I have just joined this forum so hello to everyone 

I recently purchased a SAGE Barista express machine. It's my first coffee machine and I am excited to use it. Fortunately Currys eBay had a deal on and so it cost me about £460

I am not a coffee expert but I wanted to have a machine just to add a bit of fun to the process.

can you help me find coffee beans please that I can use with the machine?

i usually drink a flat white or a mocha from Benugos as I prefer the taste to Starbucks, Costa, other chains etc

What beans do you recommend I try that could be similar taste to Benugos? I can't seem to find a way to buy their beans, but any suggestions that work with my Sage machine would be appreciated. Thanks!


----------



## Rapid (Jun 12, 2020)

Hello and welcome. I'm pretty new hear myself and thus, not an expert.

Here's some info on the beans you like: https://www.benugo.com/about/catering-w/coffee

So a blend of Brazillian, c. America and Vietnam. The fact that is even has 10% Robusta in it tells me you're going to want something full bodied. Considering you like milk drinks I'd also suggest a dark roast espresso style. Brazillian often lends to fuller body so I'd look at dark roast expresso blends consisting of beans from the Americas.

I drink pourovers so not the best person to recommend a particular bean. However it just so happens that one of the main advertisers and contributors on here @Black Cat Coffee has an espresso blend of Brazillian, Central American and Indonesian! Whadayaknow.

I'm sure he wouldn't mind me linking this: https://www.blackcatcoffee.co.uk/collections/coffee-blends/products/example

don't forget to use discount code: *CFUK15 *for 15% off.

Good Luck.


----------



## Sunnyv5 (Jun 21, 2020)

Thank you!

I have ordered the signature blend from the link you shared. Thanks for the discount code too!

I don't know much about coffee but just reading your post has taught me so much already


----------



## Rapid (Jun 12, 2020)

Sunnyv5 said:


> Thank you!
> 
> I have ordered the signature blend from the link you shared.
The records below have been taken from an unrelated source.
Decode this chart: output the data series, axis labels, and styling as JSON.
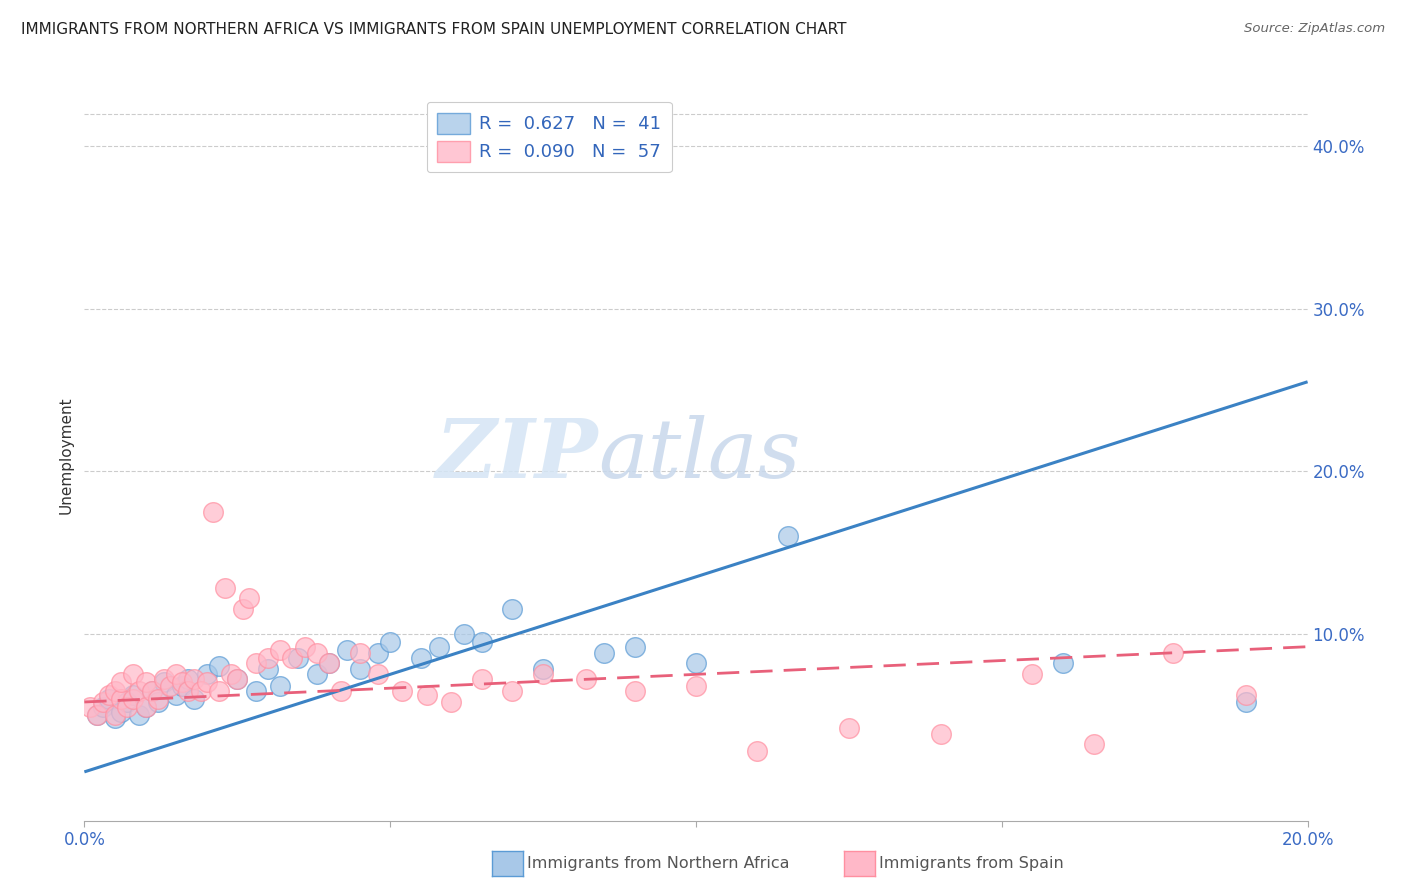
{
  "title": "IMMIGRANTS FROM NORTHERN AFRICA VS IMMIGRANTS FROM SPAIN UNEMPLOYMENT CORRELATION CHART",
  "source": "Source: ZipAtlas.com",
  "ylabel": "Unemployment",
  "yticks": [
    0.0,
    0.1,
    0.2,
    0.3,
    0.4
  ],
  "ytick_labels": [
    "",
    "10.0%",
    "20.0%",
    "30.0%",
    "40.0%"
  ],
  "xlim": [
    0.0,
    0.2
  ],
  "ylim": [
    -0.015,
    0.435
  ],
  "blue_color": "#A8C8E8",
  "pink_color": "#FFB8C8",
  "blue_edge_color": "#5B9BD5",
  "pink_edge_color": "#FF8FA0",
  "blue_line_color": "#3B82C4",
  "pink_line_color": "#E8607A",
  "blue_scatter_x": [
    0.002,
    0.003,
    0.004,
    0.005,
    0.006,
    0.007,
    0.008,
    0.009,
    0.01,
    0.011,
    0.012,
    0.013,
    0.015,
    0.016,
    0.017,
    0.018,
    0.02,
    0.022,
    0.025,
    0.028,
    0.03,
    0.032,
    0.035,
    0.038,
    0.04,
    0.043,
    0.045,
    0.048,
    0.05,
    0.055,
    0.058,
    0.062,
    0.065,
    0.07,
    0.075,
    0.085,
    0.09,
    0.1,
    0.115,
    0.16,
    0.19
  ],
  "blue_scatter_y": [
    0.05,
    0.055,
    0.06,
    0.048,
    0.052,
    0.058,
    0.062,
    0.05,
    0.055,
    0.065,
    0.058,
    0.07,
    0.062,
    0.068,
    0.072,
    0.06,
    0.075,
    0.08,
    0.072,
    0.065,
    0.078,
    0.068,
    0.085,
    0.075,
    0.082,
    0.09,
    0.078,
    0.088,
    0.095,
    0.085,
    0.092,
    0.1,
    0.095,
    0.115,
    0.078,
    0.088,
    0.092,
    0.082,
    0.16,
    0.082,
    0.058
  ],
  "pink_scatter_x": [
    0.001,
    0.002,
    0.003,
    0.004,
    0.005,
    0.005,
    0.006,
    0.006,
    0.007,
    0.008,
    0.008,
    0.009,
    0.01,
    0.01,
    0.011,
    0.012,
    0.013,
    0.014,
    0.015,
    0.016,
    0.017,
    0.018,
    0.019,
    0.02,
    0.021,
    0.022,
    0.023,
    0.024,
    0.025,
    0.026,
    0.027,
    0.028,
    0.03,
    0.032,
    0.034,
    0.036,
    0.038,
    0.04,
    0.042,
    0.045,
    0.048,
    0.052,
    0.056,
    0.06,
    0.065,
    0.07,
    0.075,
    0.082,
    0.09,
    0.1,
    0.11,
    0.125,
    0.14,
    0.155,
    0.165,
    0.178,
    0.19
  ],
  "pink_scatter_y": [
    0.055,
    0.05,
    0.058,
    0.062,
    0.05,
    0.065,
    0.06,
    0.07,
    0.055,
    0.06,
    0.075,
    0.065,
    0.055,
    0.07,
    0.065,
    0.06,
    0.072,
    0.068,
    0.075,
    0.07,
    0.065,
    0.072,
    0.065,
    0.07,
    0.175,
    0.065,
    0.128,
    0.075,
    0.072,
    0.115,
    0.122,
    0.082,
    0.085,
    0.09,
    0.085,
    0.092,
    0.088,
    0.082,
    0.065,
    0.088,
    0.075,
    0.065,
    0.062,
    0.058,
    0.072,
    0.065,
    0.075,
    0.072,
    0.065,
    0.068,
    0.028,
    0.042,
    0.038,
    0.075,
    0.032,
    0.088,
    0.062
  ],
  "blue_trend_x": [
    0.0,
    0.2
  ],
  "blue_trend_y": [
    0.015,
    0.255
  ],
  "pink_trend_x": [
    0.0,
    0.2
  ],
  "pink_trend_y": [
    0.058,
    0.092
  ],
  "watermark_zip": "ZIP",
  "watermark_atlas": "atlas",
  "legend_label1": "R =  0.627   N =  41",
  "legend_label2": "R =  0.090   N =  57",
  "bottom_label1": "Immigrants from Northern Africa",
  "bottom_label2": "Immigrants from Spain"
}
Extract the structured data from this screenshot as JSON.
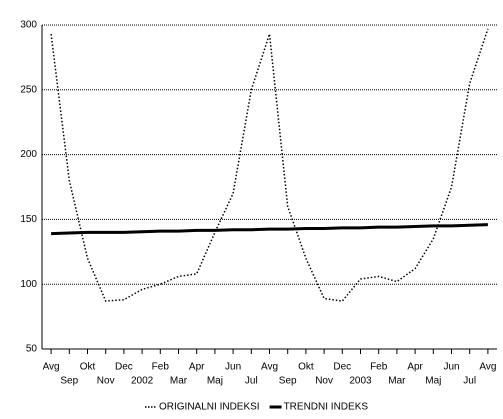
{
  "chart_data": {
    "type": "line",
    "categories": [
      "Avg",
      "Sep",
      "Okt",
      "Nov",
      "Dec",
      "2002",
      "Feb",
      "Mar",
      "Apr",
      "Maj",
      "Jun",
      "Jul",
      "Avg",
      "Sep",
      "Okt",
      "Nov",
      "Dec",
      "2003",
      "Feb",
      "Mar",
      "Apr",
      "Maj",
      "Jun",
      "Jul",
      "Avg"
    ],
    "series": [
      {
        "name": "ORIGINALNI INDEKSI",
        "color": "#000000",
        "style": "dotted",
        "values": [
          293,
          180,
          120,
          87,
          88,
          96,
          100,
          106,
          108,
          140,
          170,
          250,
          293,
          160,
          120,
          89,
          87,
          104,
          106,
          102,
          112,
          135,
          175,
          255,
          297
        ]
      },
      {
        "name": "TRENDNI INDEKS",
        "color": "#000000",
        "style": "solid",
        "values": [
          139,
          139.5,
          140,
          140,
          140,
          140.5,
          141,
          141,
          141.5,
          141.5,
          142,
          142,
          142.5,
          142.5,
          143,
          143,
          143.5,
          143.5,
          144,
          144,
          144.5,
          145,
          145,
          145.5,
          146
        ]
      }
    ],
    "ylim": [
      50,
      300
    ],
    "yticks": [
      50,
      100,
      150,
      200,
      250,
      300
    ],
    "grid": true,
    "legend": "bottom"
  }
}
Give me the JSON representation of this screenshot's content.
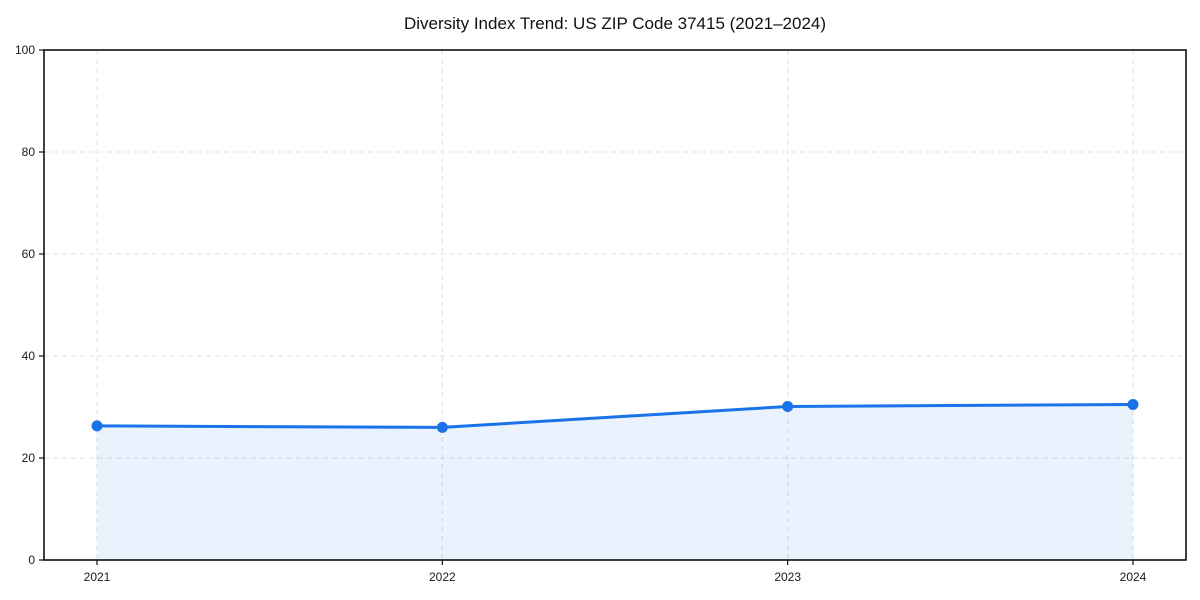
{
  "chart_data": {
    "type": "area",
    "title": "Diversity Index Trend: US ZIP Code 37415 (2021–2024)",
    "categories": [
      "2021",
      "2022",
      "2023",
      "2024"
    ],
    "series": [
      {
        "name": "Diversity Index",
        "values": [
          26.3,
          26.0,
          30.1,
          30.5
        ]
      }
    ],
    "xlabel": "",
    "ylabel": "",
    "ylim": [
      0,
      100
    ],
    "yticks": [
      0,
      20,
      40,
      60,
      80,
      100
    ],
    "grid": true,
    "grid_style": "dashed",
    "legend": "none",
    "markers": true,
    "colors": {
      "line": "#1a73e8",
      "fill": "#1a73e8",
      "fill_opacity": 0.09,
      "grid": "#e2e2e2",
      "axis": "#111111",
      "tick_label": "#1a1a1a",
      "title": "#111111",
      "background": "#ffffff"
    }
  }
}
Thanks for the discount code too!
> 
> I don't know much about coffee but just reading your post has taught me so much already


 My pleasure. When you get into coffee at this level, one of the cool things is that what you think you like now may not be what you like best in end. When you're getting started it's always wise to sign up to a subscription to sample different types of coffee. The best in your situation would be ones that cater for specific styles of drinking i.e. espresso through milk and in order to get the variety, one that uses different roasters.

So that may be worth a look. There's loads out there. I know Dog and Hat's subscription is very popular here, as are many others.

There will be lots of people here that can teach you more than I can! Someone recently referred me to the thread 'What;s in your cup this morning'. This is one to keep an eye on as there's a lot of recommendations from seasoned members. Look for people describing them in drinks similar to what you do.


----------